Is there something like a consuming take?

Jonathan M Davis newsgroup.d at jmdavisprog.com
Sat Jul 6 18:46:36 UTC 2019


On Saturday, July 6, 2019 12:17:26 PM MDT Jonathan M Davis via Digitalmars-
d-learn wrote:
> On Saturday, July 6, 2019 8:12:36 AM MDT berni via Digitalmars-d-learn
>
> wrote:
> > Now it's getting weird. Meanwhile I encountered, that take()
> > sometimes consumes and sometimes not. Where can I learn, what is
> > the reason behind this behavior? And how can I handle this?
>
> take _always_ consumes the range that it's given. The problem is that some
> types of ranges are implicitly saved when they're copied, whereas others
> aren't, and when a range is implicitly saved when it's copied, you end up
> with the copy being consumed. Dynamic arrays are implicitly saved when
> they're copied, so the range you pass is saved, and the copy is consumed
> instead of the original.
>
> In generic code, you have to assume that once a range has been copied, you
> can't use it anymore (just the copy) precisely because the semantics of
> copying differ depending on the type of the range. You can only use a
> range after copying it if you know what type of range you're dealing with
> and how it behaves. So, you can rely on a dynamic array implicitly saving
> when it's passed to take, but in generic code, you really shouldn't be
> using a range again once you pass it to take, because what actually
> happens is dependent on the type of the range.
>
> In general what this means is that if you pass a range to a function, and
> you then want to use the range again afterwards, you need to call save
> when passing it to the function, and otherwise, you just assume that it's
> consumed and don't use it again. You certainly don't pass it to a
> function with the expectation of some elements being consumed and then
> continue to use the rest of the range unless the function takes its
> argument by ref or by pointer (which relatively few range-based functions
> do).
>
> If you want a function that's guaranteed to not implicitly copy a range,
> then it needs to accept the argument by ref or take a pointer to it. In
> the case where a function doesn't have to do the work lazily, ref would
> work, but in a case like take where you're returning a wrapper range,
> pointers would be required. So, a version of take that didn't ever copy
> the range it's given and thus never risked implicitly saving the range it
> was passed would have to either take a pointer to it or take it by ref
> and then take the address of the ref. In either case, the code using such
> a take would then have to ensure that the original range didn't leave
> scope and get destroyed before the take range was consumed, or the take
> range would then refer to invalid memory.
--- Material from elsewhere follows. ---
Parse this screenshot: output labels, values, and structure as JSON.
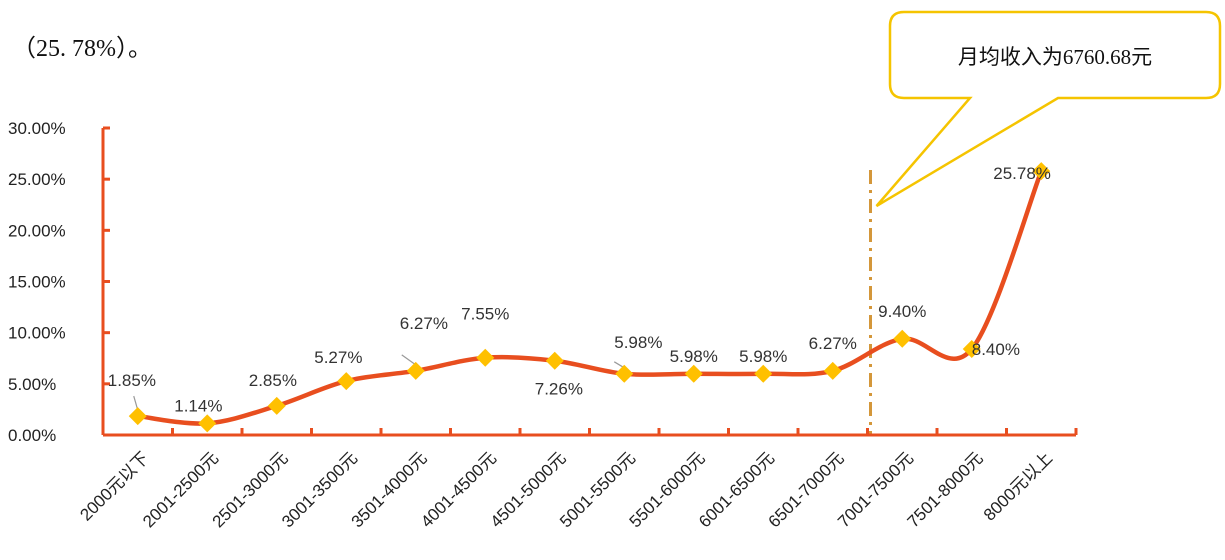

Another thing to consider about lazy ranges that take pointers to avoid
implicit saving and ensure that they consume the original is that if the
original has anything popped from it before the wrapper range is fully
consumed, then that will screw up the wrapper range, because the elements in
the range it's wrapping will have changed. Wrapper ranges are really
designed with the idea that they're operating on their own copy of the
range. Even with take as it's currently implemented, you risk bugs if you
pass it a range which is a reference type without calling save, because if
you don't fully consume the take range before using the original range
again, you end up screwing up the elements in the take range when you pop
anything off of the original range.

It really doesn't work well to have a wrapper range which doesn't have its
own independent copy of the range to iterate over. The only case where it
works cleanly to have a wrapper range like take gives you and not have to
iterate through the elements again to have a range starting at the first
element after the take range is to have a random-access range that has
slicing, in which case, you can just slice it, and take isn't required.
Without a random-access range with slicing, if you want to only iterate
through the elements once, you really should just be iterating through the
range manually rather than using a wrapper range.